75. Ulysses, James Joyce ✓ ❤ †
Strolling the streets of Zurich on a beautiful day, homburg hat set at a rakish angle, tapping along with his walking stick, Joyce is astonished as I walk up and, without warning, snap a right jab into his good eye. He leans forward in pain, and I cup my hands and slap both ears. Howling now, Joyce becomes a man possessed, swinging wildly with his cane. I bob and weave then deliver a quick snap-kick to his groin. He buckles, and I follow it with a backhanded tolchock to the chin and a leg sweep, sending him crashing to the pavement. Unlike reading Finnegans Wake, it is over quickly. I take Joyce’s homburg as a trophy, jauntily wearing it as I walk off, his groans receding in the distance.

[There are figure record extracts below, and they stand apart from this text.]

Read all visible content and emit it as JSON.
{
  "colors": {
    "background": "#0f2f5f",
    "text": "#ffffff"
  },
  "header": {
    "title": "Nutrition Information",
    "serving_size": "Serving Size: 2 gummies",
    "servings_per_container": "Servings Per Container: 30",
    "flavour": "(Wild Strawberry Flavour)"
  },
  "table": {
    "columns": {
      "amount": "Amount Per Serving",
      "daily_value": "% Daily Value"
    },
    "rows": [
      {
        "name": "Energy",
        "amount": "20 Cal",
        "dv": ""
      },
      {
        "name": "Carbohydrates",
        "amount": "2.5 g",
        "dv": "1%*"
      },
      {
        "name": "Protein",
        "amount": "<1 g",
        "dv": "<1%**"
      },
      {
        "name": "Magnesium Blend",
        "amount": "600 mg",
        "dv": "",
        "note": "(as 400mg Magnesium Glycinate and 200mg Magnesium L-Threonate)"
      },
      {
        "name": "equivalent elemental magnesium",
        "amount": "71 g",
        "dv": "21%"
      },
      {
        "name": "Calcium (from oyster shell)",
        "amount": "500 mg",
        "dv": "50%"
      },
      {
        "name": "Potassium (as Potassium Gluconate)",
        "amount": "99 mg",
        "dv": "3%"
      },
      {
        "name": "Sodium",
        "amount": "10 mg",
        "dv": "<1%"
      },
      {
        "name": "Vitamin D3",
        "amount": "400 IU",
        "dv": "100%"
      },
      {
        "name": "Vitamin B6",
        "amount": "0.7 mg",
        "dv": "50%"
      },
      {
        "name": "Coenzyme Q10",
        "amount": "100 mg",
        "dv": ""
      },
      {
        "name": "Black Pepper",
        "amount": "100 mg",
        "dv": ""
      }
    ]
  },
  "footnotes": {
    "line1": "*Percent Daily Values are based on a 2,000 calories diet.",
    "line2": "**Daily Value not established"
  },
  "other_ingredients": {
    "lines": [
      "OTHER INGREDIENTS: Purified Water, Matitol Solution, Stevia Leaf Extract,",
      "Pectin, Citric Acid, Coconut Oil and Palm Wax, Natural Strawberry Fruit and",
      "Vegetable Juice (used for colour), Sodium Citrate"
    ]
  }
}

81. A Christmas Carol, Charles Dickens ✓ ❤ †
Notoriously fast walker, Dickens easily evades me. He reaches a trellis, and monkey-climbs up it to lie in wait behind a gargoyle. As I pass he staves in my skull with a copy of Nicholas Nickleby, delivered in 20 monthly installments between April 1838 and October 1839.
91. Heart of Darkness, Joseph Conrad ✓ ❤ †
Conrad finds the darkness before him as I rappel down into his study in midnight-black ninja garb. Bonk on head with a bo staff. Vanish into the night. Conrad may have mastered the English in his 30s, but his grasp of the art of ninjutsu was sorely lacking.
95. A Confederacy of Dunces, John Kennedy Toole ✓
Quick knife-hand strike to the neck and Toole falls forward. Elbow dropped on back of neck, collapsing him into a useless pile of meat and bone. One must fight the suicidally depressed without joy.
100. O Pioneers!, Willa Cather
Only a fool would take on the author of My Ántonia. What was left of the last man who did . . . well, it couldn’t properly be called a “man” anymore.